I have been in the field of addiction treatment for close to 15 years. During this time, we as a field have changed quite a bit, as have many of our methods. I am among those in our field who went through treatment the “old-fashioned” way. I attended a social detoxification program without the benefit of any type of medication to curb the symptoms of my disease. The program itself was primarily a social model program that had very few of what I could call “clinicians.” The program relied heavily upon 12-step programs to fuel its success, and the staff members were well-meaning members of those programs with little to no professional qualifications or experience.
I went through treatment during a time when confrontation was the tool of choice and “tough love” was the preferred method. Obviously, this influenced me early in my career. I often projected my own treatment experience into the ideas I had about what would work and what would not. Mind you, I was very young at the time and had virtually no education, but I had a misperception in the beginning that psychiatric medication should be avoided and that medical assistance during the detox process was only to be used in the most extreme circumstances to avoid death. Aside from those situations, I believed that “sweating it out” was better because it would scare the addict from picking up again. Today I believe it scares them out of getting help or causes them to prematurely terminate treatment more often than not. These are some of many ideas I have changed over the years.
As my career progressed, I learned about treatment approaches such as motivational interviewing. Miller and Rollnick taught our field the truth about confrontation and its dire consequences to addicts. I watched tough love destroy families while addicts died anyway. While new information and experience flowed toward me, I was mentored by fantastic clinicians. They taught me how to be kind, patient and effective at the same time. One of the things I find interesting about this today is that at the time, I presumed I was more empathic and compassionate to the addicts I worked with than they were because I had personal experience with addiction. I was wrong. The truth was, oftentimes they had taken a much kinder view of the symptoms of addiction than I did. When I would blame the patient for my ineffectiveness, they would help me to explore what was blocking me from being helpful to my patients. Was it my own judgment? My own regrets? Arrogance? At some point or another, all of these have been true.
I purposely wrote this article in the first person, rather than the observational, reporting tone of most professional articles. I have always benefited greatly from thoughtfully written articles that were written this way, and I believe they have impacted my attitudes about counseling greatly. Possibly this is because right, wrong or indifferent, they were true, at least for the writer. Just as I teach my clients to speak in the first person about their lives, sometimes it is best to do the same when I speak to my professional peers. The fact for me is that overwhelming fear of the codependency monster and the medical practice of extreme detachment has never worked for me. I have found that being effective for me includes loving my clients. I am not stating this in a general, “I love my work” kind of way. This statement is exactly as written. Part of the counseling process is loving my clients.
Now before the codependency fear-mongers jump to any conclusions, I want to clarify that this is not without boundaries. Boundaries are incredibly important to treatment. I recall once telling a clinician I was treating that I could not refer to them due to how they were dealing with certain problems.
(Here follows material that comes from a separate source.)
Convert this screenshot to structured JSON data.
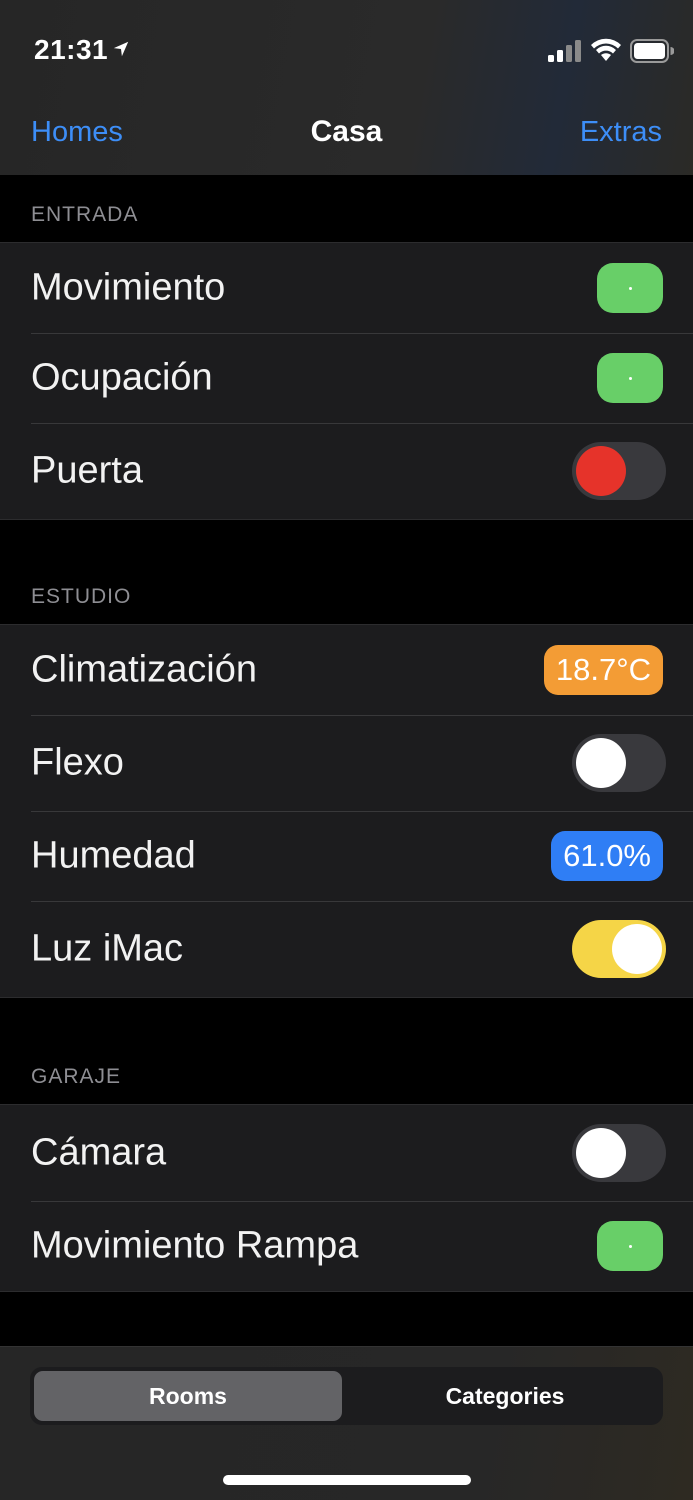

This was a hard thing to say to this person whom I loved, but my honesty and boundary later became a central tenet of the therapy, because the modeling of integrity and boundaries was powerful and inspiring for the client. Being kind, being patient and using a non-confrontational approach to treatment does not mean cowering away from issues. Loving them does not mean I have lost who I am in the vortex of who they are.
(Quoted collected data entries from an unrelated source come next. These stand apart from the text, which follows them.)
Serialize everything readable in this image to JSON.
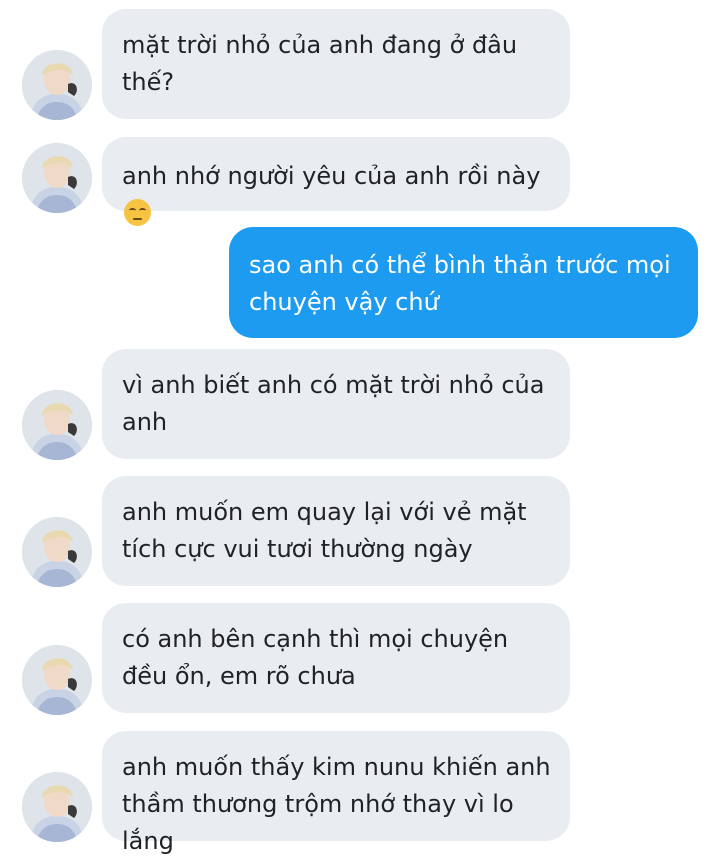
{
  "messages": [
    {
      "side": "in",
      "text": "mặt trời nhỏ của anh đang ở đâu thế?"
    },
    {
      "side": "in",
      "text": "anh nhớ người yêu của anh rồi này",
      "emoji": "pensive-face-emoji"
    },
    {
      "side": "out",
      "text": "sao anh có thể bình thản trước mọi chuyện vậy chứ"
    },
    {
      "side": "in",
      "text": "vì anh biết anh có mặt trời nhỏ của anh"
    },
    {
      "side": "in",
      "text": "anh muốn em quay lại với vẻ mặt tích cực vui tươi thường ngày"
    },
    {
      "side": "in",
      "text": "có anh bên cạnh thì mọi chuyện đều ổn, em rõ chưa"
    },
    {
      "side": "in",
      "text": "anh muốn thấy kim nunu khiến anh thầm thương trộm nhớ thay vì lo lắng"
    }
  ],
  "colors": {
    "incoming_bubble": "#e9ecf1",
    "outgoing_bubble": "#1d9bf0",
    "incoming_text": "#1f2226",
    "outgoing_text": "#ffffff"
  }
}
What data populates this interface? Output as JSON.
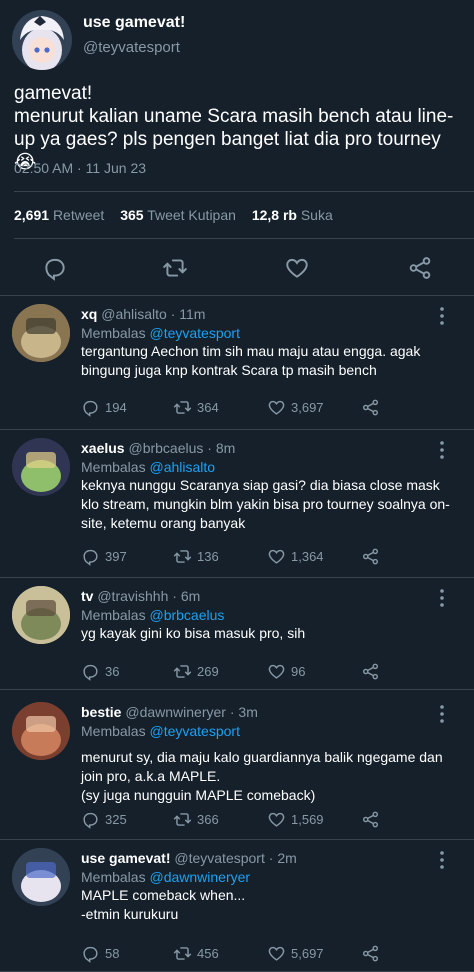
{
  "main_tweet": {
    "display_name": "use gamevat!",
    "handle": "@teyvatesport",
    "text": "gamevat!\nmenurut kalian uname Scara masih bench atau line-up ya gaes? pls pengen banget liat dia pro tourney 😭",
    "timestamp": "02:50 AM · 11 Jun 23",
    "stats": {
      "retweets_count": "2,691",
      "retweets_label": "Retweet",
      "quotes_count": "365",
      "quotes_label": "Tweet Kutipan",
      "likes_count": "12,8 rb",
      "likes_label": "Suka"
    },
    "action_icons": [
      "reply-icon",
      "retweet-icon",
      "like-icon",
      "share-icon"
    ]
  },
  "replying_prefix": "Membalas",
  "replies": [
    {
      "name": "xq",
      "handle": "@ahlisalto",
      "time": "11m",
      "replying_to": "@teyvatesport",
      "text": "tergantung Aechon tim sih mau maju atau engga. agak bingung juga knp kontrak Scara tp masih bench",
      "replies": "194",
      "retweets": "364",
      "likes": "3,697"
    },
    {
      "name": "xaelus",
      "handle": "@brbcaelus",
      "time": "8m",
      "replying_to": "@ahlisalto",
      "text": "keknya nunggu Scaranya siap gasi? dia biasa close mask klo stream, mungkin blm yakin bisa pro tourney soalnya on-site, ketemu orang banyak",
      "replies": "397",
      "retweets": "136",
      "likes": "1,364"
    },
    {
      "name": "tv",
      "handle": "@travishhh",
      "time": "6m",
      "replying_to": "@brbcaelus",
      "text": "yg kayak gini ko bisa masuk pro, sih",
      "replies": "36",
      "retweets": "269",
      "likes": "96"
    },
    {
      "name": "bestie",
      "handle": "@dawnwineryer",
      "time": "3m",
      "replying_to": "@teyvatesport",
      "text": "menurut sy, dia maju kalo guardiannya balik ngegame dan join pro, a.k.a MAPLE.\n(sy juga nungguin MAPLE comeback)",
      "replies": "325",
      "retweets": "366",
      "likes": "1,569"
    },
    {
      "name": "use gamevat!",
      "handle": "@teyvatesport",
      "time": "2m",
      "replying_to": "@dawnwineryer",
      "text": "MAPLE comeback when...\n-etmin kurukuru",
      "replies": "58",
      "retweets": "456",
      "likes": "5,697"
    }
  ],
  "colors": {
    "background": "#15202b",
    "secondary_text": "#8899a6",
    "link": "#1da1f2",
    "divider": "#38444d"
  }
}
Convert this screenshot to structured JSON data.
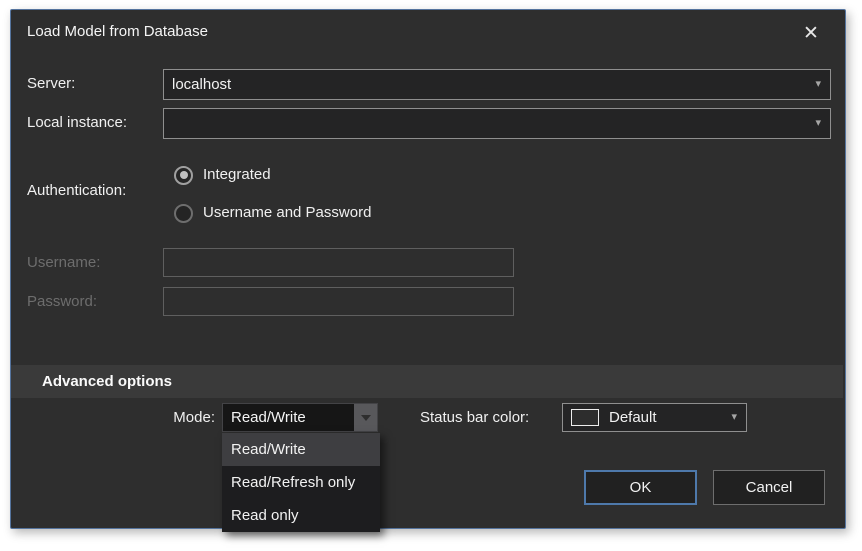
{
  "window": {
    "title": "Load Model from Database",
    "close_icon": "✕"
  },
  "icons": {
    "dropdown_chevron": "▾"
  },
  "form": {
    "server": {
      "label": "Server:",
      "value": "localhost"
    },
    "local_instance": {
      "label": "Local instance:",
      "value": ""
    },
    "authentication": {
      "label": "Authentication:",
      "options": [
        {
          "label": "Integrated",
          "selected": true
        },
        {
          "label": "Username and Password",
          "selected": false
        }
      ]
    },
    "username": {
      "label": "Username:",
      "value": "",
      "disabled": true
    },
    "password": {
      "label": "Password:",
      "value": "",
      "disabled": true
    }
  },
  "advanced": {
    "header": "Advanced options",
    "mode": {
      "label": "Mode:",
      "value": "Read/Write",
      "dropdown_open": true,
      "options": [
        "Read/Write",
        "Read/Refresh only",
        "Read only"
      ],
      "highlighted_option": "Read/Write"
    },
    "status_bar_color": {
      "label": "Status bar color:",
      "value": "Default",
      "swatch": "color-swatch-default"
    }
  },
  "actions": {
    "ok": "OK",
    "cancel": "Cancel"
  },
  "colors": {
    "dialog_background": "#2e2e2e",
    "dialog_border": "#55749e",
    "advanced_strip": "#3a3a3a",
    "field_background": "#242425",
    "field_border": "#8f8f8f",
    "text": "#f2f2f2",
    "disabled_text": "#6d6d6d",
    "ok_button_border": "#4e79ab",
    "dropdown_highlight": "#3e3e41"
  }
}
In my experience, these attitudes and treatment ideals have fostered closeness, bonding and ultimately healing for many, many addicts I have worked with. They fostered a sense of respect for my clients, and the honesty of the relationship gave weight to my words and suggestions that might have never been there in the past. These clients did not change, heal and grow because I was perfect at this model of counseling or that. They changed, healed and grew because they felt safe, loved and received honest feedback in a kind, compassionate way. As a counselor, I was not interfering with their growth, but was facilitating it and joining them in it. For any reader that sees this as a bunch of fluff, I assure you my approach is anything but. There is no co-signing of anything here. But there is no abuse either.
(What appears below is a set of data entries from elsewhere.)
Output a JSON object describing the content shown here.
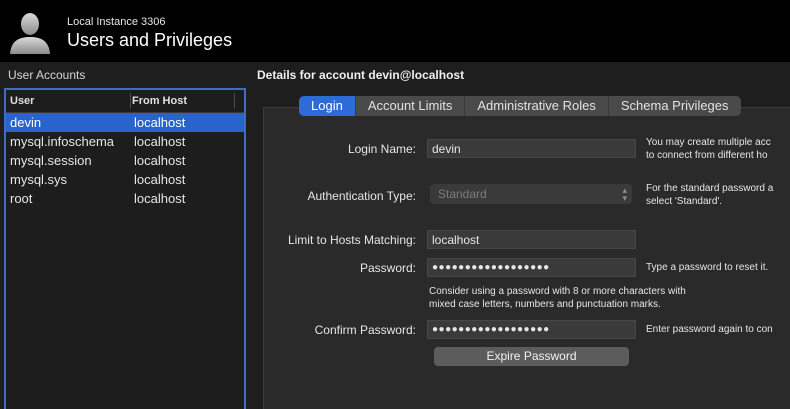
{
  "header": {
    "instance": "Local Instance 3306",
    "title": "Users and Privileges",
    "avatar_icon": "user-silhouette-icon"
  },
  "sidebar": {
    "label": "User Accounts",
    "columns": [
      "User",
      "From Host"
    ],
    "rows": [
      {
        "user": "devin",
        "host": "localhost",
        "selected": true
      },
      {
        "user": "mysql.infoschema",
        "host": "localhost"
      },
      {
        "user": "mysql.session",
        "host": "localhost"
      },
      {
        "user": "mysql.sys",
        "host": "localhost"
      },
      {
        "user": "root",
        "host": "localhost"
      }
    ]
  },
  "details": {
    "title": "Details for account devin@localhost",
    "tabs": [
      "Login",
      "Account Limits",
      "Administrative Roles",
      "Schema Privileges"
    ],
    "active_tab": "Login",
    "login_name_label": "Login Name:",
    "login_name_value": "devin",
    "login_name_hint1": "You may create multiple acc",
    "login_name_hint2": "to connect from different ho",
    "auth_type_label": "Authentication Type:",
    "auth_type_value": "Standard",
    "auth_type_hint1": "For the standard password a",
    "auth_type_hint2": "select 'Standard'.",
    "hosts_label": "Limit to Hosts Matching:",
    "hosts_value": "localhost",
    "password_label": "Password:",
    "password_value": "●●●●●●●●●●●●●●●●●●",
    "password_hint": "Type a password to reset it.",
    "password_note1": "Consider using a password with 8 or more characters with",
    "password_note2": "mixed case letters, numbers and punctuation marks.",
    "confirm_label": "Confirm Password:",
    "confirm_value": "●●●●●●●●●●●●●●●●●●",
    "confirm_hint": "Enter password again to con",
    "expire_button": "Expire Password"
  },
  "colors": {
    "accent": "#2a63c9",
    "header_bg": "#000000",
    "window_bg": "#1e1e1e"
  }
}
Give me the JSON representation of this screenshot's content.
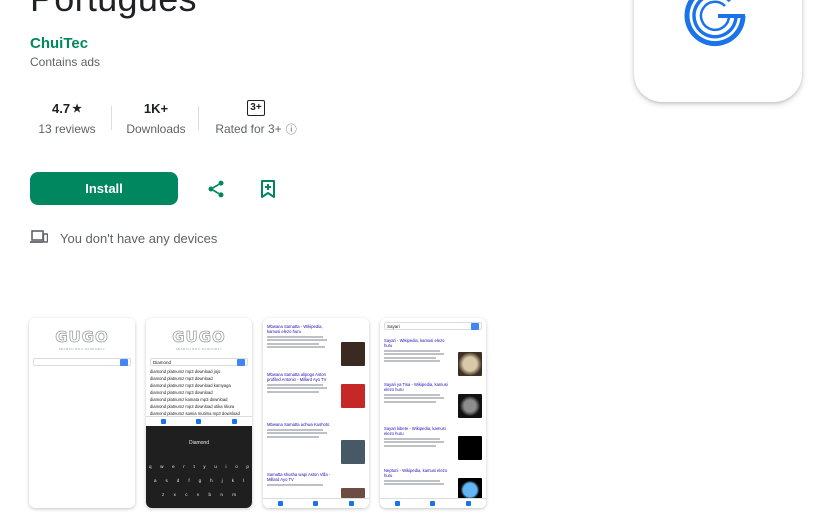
{
  "app": {
    "title": "Portugues",
    "developer": "ChuiTec",
    "ads_notice": "Contains ads"
  },
  "stats": {
    "rating": "4.7",
    "rating_star": "★",
    "reviews": "13 reviews",
    "downloads": "1K+",
    "downloads_label": "Downloads",
    "content_rating_badge": "3+",
    "content_rating_label": "Rated for 3+",
    "info_icon": "ⓘ"
  },
  "actions": {
    "install_label": "Install",
    "share_icon": "share-icon",
    "wishlist_icon": "bookmark-add-icon"
  },
  "devices": {
    "icon": "devices-icon",
    "message": "You don't have any devices"
  },
  "colors": {
    "brand_green": "#01875f",
    "icon_blue": "#1a73e8"
  },
  "screenshots": {
    "logo_text": "GUGO",
    "logo_subtext": "SEARCH BOX RANDOMLY",
    "shot2_query": "Diamond",
    "shot2_suggestions": [
      "diamond platnumz mp3 download jojo",
      "diamond platnumz mp3 download",
      "diamond platnumz mp3 download kamyaga",
      "diamond platnumz mp3 download",
      "diamond platnumz kamata mp3 download",
      "diamond platnumz mp3 download utika rikura",
      "diamond platnumz samia mutima mp3 download"
    ],
    "keyboard_rows": [
      [
        "q",
        "w",
        "e",
        "r",
        "t",
        "y",
        "u",
        "i",
        "o",
        "p"
      ],
      [
        "a",
        "s",
        "d",
        "f",
        "g",
        "h",
        "j",
        "k",
        "l"
      ],
      [
        "z",
        "x",
        "c",
        "v",
        "b",
        "n",
        "m"
      ]
    ],
    "shot3_results": [
      "Mbwana Samatta - Wikipedia, kamusi elezo huru",
      "Mbwana Samatta alipogo Aston profiled Antonio - Millard Ayo TV",
      "Mbwana Samatta achwa Kushoto",
      "Samatta shusha wapi Aston Villa - Millard Ayo TV"
    ],
    "shot4_query": "Sayari",
    "shot4_results": [
      "Sayari - Wikipedia, kamusi elezo huru",
      "Sayari ya Tisa - Wikipedia, kamusi elezo huru",
      "Sayari kibete - Wikipedia, kamusi elezo huru",
      "Neptuni - Wikipedia, kamusi elezo huru"
    ]
  }
}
I urge other counselors, both new and experienced to constantly re-evaluate and remain open to new ideas. Explore ethics and yourself. Try writing your own ethical code in addition to the one that your certifying or licensing board has recommended. Engage in your own therapy process, whether you need it or not. Ask yourself, what in you prevents you from loving a certain client or patient. What is at risk for you? The answers may surprise you and they are certainly fantastic fodder for your own growth in supervision, therapy and as a clinician. In the end, you will not only benefit, but your clients will as well.